Scholars make a note of its evident and predominant eclecticism in which neo-baroque, French Renaissance, neo-classical and even Spanish rococo elements are to be found.
That possible wonder of Cuban architecture, located between the streets of San José, San Rafael, Prado and Consulado, is due to the interest of the Sociedad Gallega, the most important and representative Spanish regional society in Cuba at the start of the last century.
Thirty-eight percent of the Spaniards living in the Caribbean nation at the time came from Galicia, and the social institution was planning to move from its former center and construct a new venue that would symbolize the greatest of the culture and traditions of their motherland.
Such project was entrusted to Belgian architect Paul Belau, also the author of the former Presidential Palace, today the Museu de la Revolución.
The first stone of the new Centro Gallego de La Habana was laid on December 8, 1907. It was a granite block brought, for the occasion, directly from the village of Parga in Galicia, Spain.
When it was inaugurated in 1915, it dazzled everyone with its ample dancing salon on the third floor, its exhibition halls and its theater, the most important one in Cuba during the next four decades.
Dedicated to the stage arts, the theater became the epicenter of excellent seasons for the enjoyment of Cuban society during the 1920s.

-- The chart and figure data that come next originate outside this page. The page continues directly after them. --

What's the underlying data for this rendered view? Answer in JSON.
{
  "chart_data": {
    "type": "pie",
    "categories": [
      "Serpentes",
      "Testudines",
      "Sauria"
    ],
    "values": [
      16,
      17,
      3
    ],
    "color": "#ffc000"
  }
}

The best baritones, sopranos, tenors and contraltos in the world performed on this stage. Among them were Italians Guido Ciccolini, Lucrecia Bori, Beniamino Gigli and Enrico Caruso; Spanish guitar player Andrés Segovia; French actress Sarah Bernhardt; Russian musician Sergey Rachmaninoff; Polish-American musician Arthur Rubinstein, as well as Russian ballet dancer Anna Pavlova.
It has been said that in addition to lucrative contracts, invited guests also came to verify the characteristics of the center, whose acoustics were said to be surpassed only by those of La Scala in Milan and the Vienna Opera House.
The then so-called Teatro Nacional del Centro Gallego de La Habana profited from the characteristics of a theater previously located in the same place.
That construction was Teatro Tacón, which since its foundation in 1838 until it closed was the largest and most prominent cultural center of Spanish Cuba.
Tacón was among the best theaters in the world, with seating capacity for more than 2,000 persons, including 90 boxes, 552 stalls, 112 seats, 601 places in the gallery and 602 in the so-called gods or claque.
The builders of Centro Gallego respected the design of the old theater up to the smallest detail, which ensured excellent quality that was later evidenced when it became the main venue of the Cuban National Ballet and stage where that prestigious company presents its annual seasons.